The MP for Rutherglen and Hamilton West said a proposed reduction in the funding formula had led to concerns that many ATMs would become financially unviable and may be forced to close or charge a fee to remain in use.

He said: "This Bill seeks to remove the option for ATMs to become fee charging by banning fees. I take this position first and foremost out of principle, I don't believe that anyone should have to pay to access their own money.

"However a ban on ATM charges makes it a practical necessity that an appropriate funding formula for free-to-use ATMs would have to be devised.

"In supporting this objective the Bill seeks to provide a legal requirement for access to cash withdrawals through ATMs or other means where there is a demand for it."
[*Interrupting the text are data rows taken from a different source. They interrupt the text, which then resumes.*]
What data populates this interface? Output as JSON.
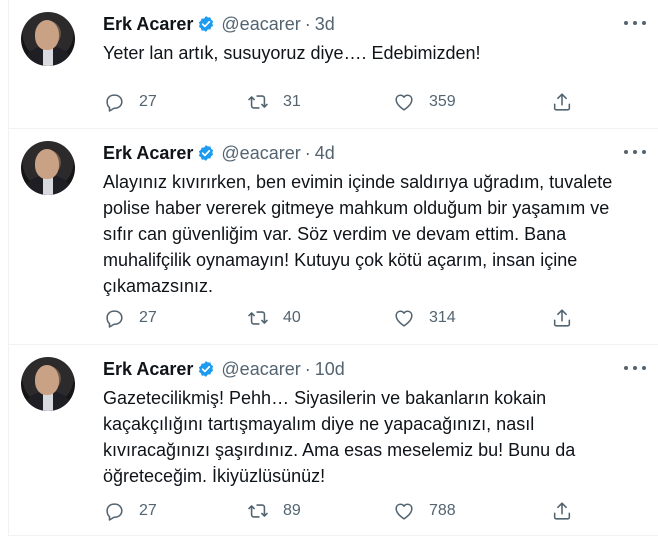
{
  "tweets": [
    {
      "name": "Erk Acarer",
      "handle": "@eacarer",
      "separator": "·",
      "time": "3d",
      "text": "Yeter lan artık, susuyoruz diye…. Edebimizden!",
      "replies": "27",
      "retweets": "31",
      "likes": "359"
    },
    {
      "name": "Erk Acarer",
      "handle": "@eacarer",
      "separator": "·",
      "time": "4d",
      "text": "Alayınız kıvırırken, ben evimin içinde saldırıya uğradım, tuvalete polise haber vererek gitmeye mahkum olduğum bir yaşamım ve sıfır can güvenliğim var. Söz verdim ve devam ettim. Bana muhalifçilik oynamayın! Kutuyu çok kötü açarım, insan içine çıkamazsınız.",
      "replies": "27",
      "retweets": "40",
      "likes": "314"
    },
    {
      "name": "Erk Acarer",
      "handle": "@eacarer",
      "separator": "·",
      "time": "10d",
      "text": "Gazetecilikmiş! Pehh… Siyasilerin ve bakanların kokain kaçakçılığını tartışmayalım diye ne yapacağınızı, nasıl kıvıracağınızı şaşırdınız. Ama esas meselemiz bu! Bunu da öğreteceğim. İkiyüzlüsünüz!",
      "replies": "27",
      "retweets": "89",
      "likes": "788"
    }
  ],
  "icons": {
    "reply": "reply-icon",
    "retweet": "retweet-icon",
    "like": "heart-icon",
    "share": "share-icon",
    "verified": "verified-badge-icon",
    "more": "more-options-icon"
  },
  "colors": {
    "verified_blue": "#1d9bf0",
    "muted_text": "#536471",
    "main_text": "#0f1419",
    "border": "#eff3f4"
  }
}
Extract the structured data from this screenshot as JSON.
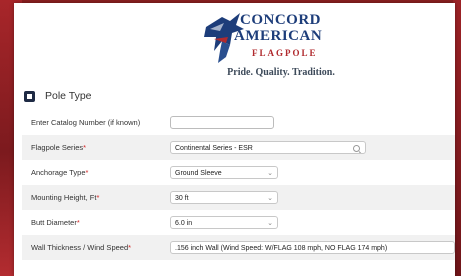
{
  "logo": {
    "line1": "CONCORD",
    "line2": "AMERICAN",
    "line3": "FLAGPOLE",
    "tagline": "Pride. Quality. Tradition."
  },
  "section": {
    "title": "Pole Type"
  },
  "fields": [
    {
      "label": "Enter Catalog Number (if known)",
      "required": "",
      "value": ""
    },
    {
      "label": "Flagpole Series",
      "required": "*",
      "value": "Continental Series - ESR"
    },
    {
      "label": "Anchorage Type",
      "required": "*",
      "value": "Ground Sleeve"
    },
    {
      "label": "Mounting Height, Ft",
      "required": "*",
      "value": "30 ft"
    },
    {
      "label": "Butt Diameter",
      "required": "*",
      "value": "6.0 in"
    },
    {
      "label": "Wall Thickness / Wind Speed",
      "required": "*",
      "value": ".156 inch Wall (Wind Speed: W/FLAG 108 mph, NO FLAG 174 mph)"
    }
  ],
  "icons": {
    "section": "cube-icon",
    "search": "search-icon",
    "dropdown": "chevron-down-icon"
  },
  "colors": {
    "brand_blue": "#1d3d7a",
    "brand_red": "#b02a2e",
    "required": "#d21f1f"
  }
}
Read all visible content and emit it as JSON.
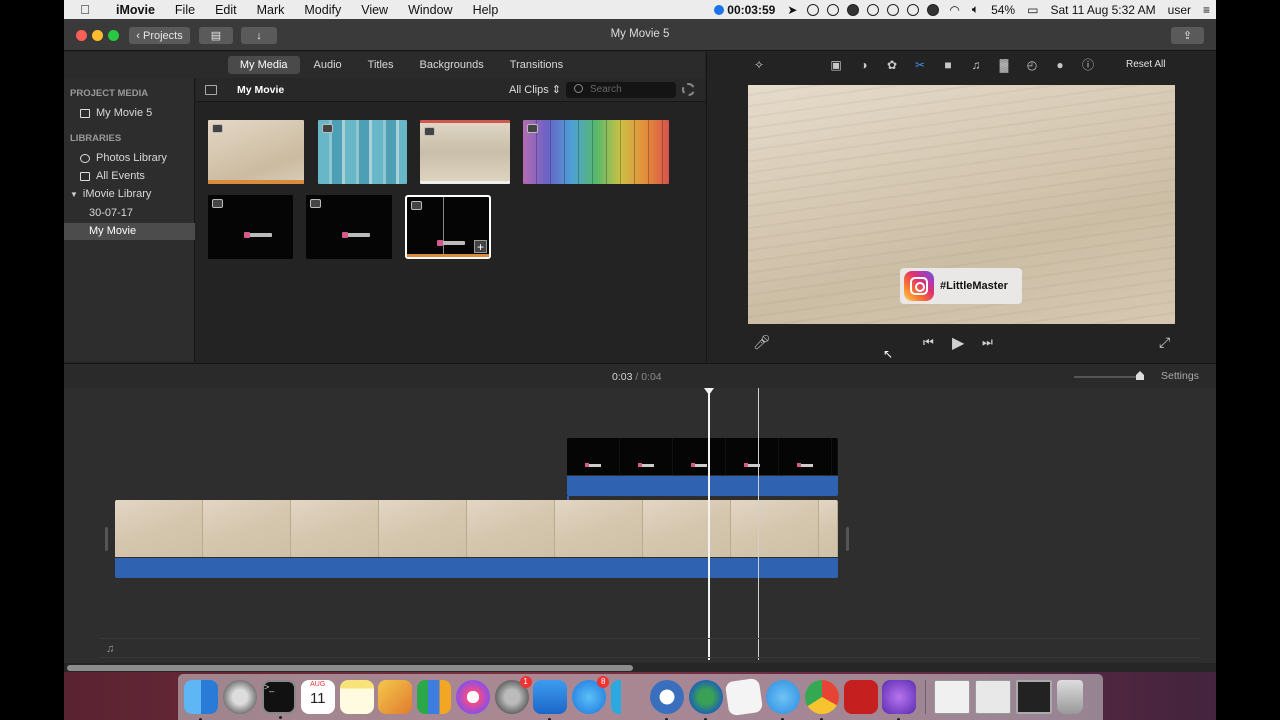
{
  "menubar": {
    "app": "iMovie",
    "menus": [
      "File",
      "Edit",
      "Mark",
      "Modify",
      "View",
      "Window",
      "Help"
    ],
    "recording_time": "00:03:59",
    "battery": "54%",
    "datetime": "Sat 11 Aug  5:32 AM",
    "user": "user"
  },
  "window": {
    "title": "My Movie 5",
    "projects_button": "Projects"
  },
  "media_tabs": [
    "My Media",
    "Audio",
    "Titles",
    "Backgrounds",
    "Transitions"
  ],
  "sidebar": {
    "project_media_heading": "PROJECT MEDIA",
    "project_item": "My Movie 5",
    "libraries_heading": "LIBRARIES",
    "libraries": [
      "Photos Library",
      "All Events",
      "iMovie Library",
      "30-07-17",
      "My Movie"
    ]
  },
  "browser": {
    "title": "My Movie",
    "filter": "All Clips",
    "search_placeholder": "Search"
  },
  "viewer": {
    "reset_label": "Reset All",
    "overlay_text": "#LittleMaster"
  },
  "timeline": {
    "current_time": "0:03",
    "separator": "/",
    "duration": "0:04",
    "settings_label": "Settings"
  },
  "dock": {
    "calendar_month": "AUG",
    "calendar_day": "11",
    "badge_prefs": "1",
    "badge_appstore": "8"
  },
  "colors": {
    "accent_blue": "#2f63b2",
    "selected_border": "#ffffff",
    "clip_marker": "#d98b3e"
  }
}
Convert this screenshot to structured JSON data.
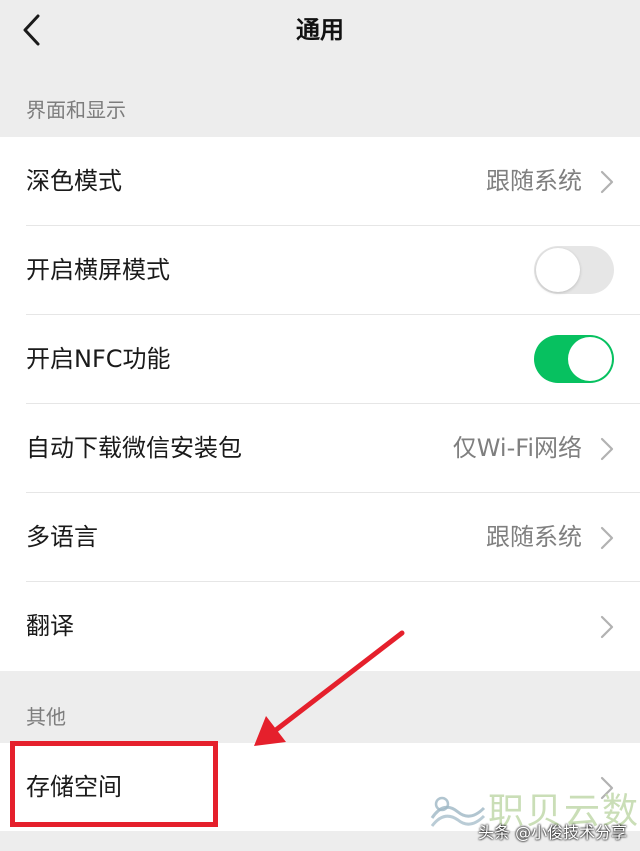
{
  "header": {
    "title": "通用",
    "back_icon": "chevron-left-icon"
  },
  "sections": [
    {
      "title": "界面和显示",
      "items": [
        {
          "label": "深色模式",
          "value": "跟随系统",
          "control": "chevron-right-icon"
        },
        {
          "label": "开启横屏模式",
          "toggle": "off"
        },
        {
          "label": "开启NFC功能",
          "toggle": "on"
        },
        {
          "label": "自动下载微信安装包",
          "value": "仅Wi-Fi网络",
          "control": "chevron-right-icon"
        },
        {
          "label": "多语言",
          "value": "跟随系统",
          "control": "chevron-right-icon"
        },
        {
          "label": "翻译",
          "value": "",
          "control": "chevron-right-icon"
        }
      ]
    },
    {
      "title": "其他",
      "items": [
        {
          "label": "存储空间",
          "value": "",
          "control": "chevron-right-icon"
        }
      ]
    }
  ],
  "colors": {
    "toggle_on": "#07c160",
    "toggle_off": "#e6e6e6",
    "annotation": "#e5202c",
    "background": "#ededed"
  },
  "watermark": {
    "brand_text": "职贝云数",
    "credit_text": "头条 @小俊技术分享"
  }
}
Reductions in ATMs he said had a real-world impact on small businesses, adding: "I accept that we are moving towards a cashless society but we are not there yet.

"People budgeting on a low income, older people and those who are not as confident with advances in digital banking all stand to lose out if we force progress towards a cashless society."

MPs he argued needed to take action to protect communities from being further ripped off.

He said: "ATM charges are a rip off, over the last few years the public have supported banks, their hard-earned taxes were used to bail them out and in response to that our communities are being ripped off by the banks at every turn as they relentlessly pursue their mission to drive services online and move towards a cashless society."

His Bill would prohibit cash machine charges, require banks to enable free cash withdrawals from current accounts in other circumstances, require the Financial Conduct Authority to supervise an access to banking standard, impose penalties for breaches of that standard, establish a financial inclusion fund and provide for amounts received in such penalties to be paid into that fund.

His Banking (Cash Machine Charges and Financial Inclusion) Bill was listed for a second reading on Friday November 23 but is unlikely to become law due to a lack of parliamentary time.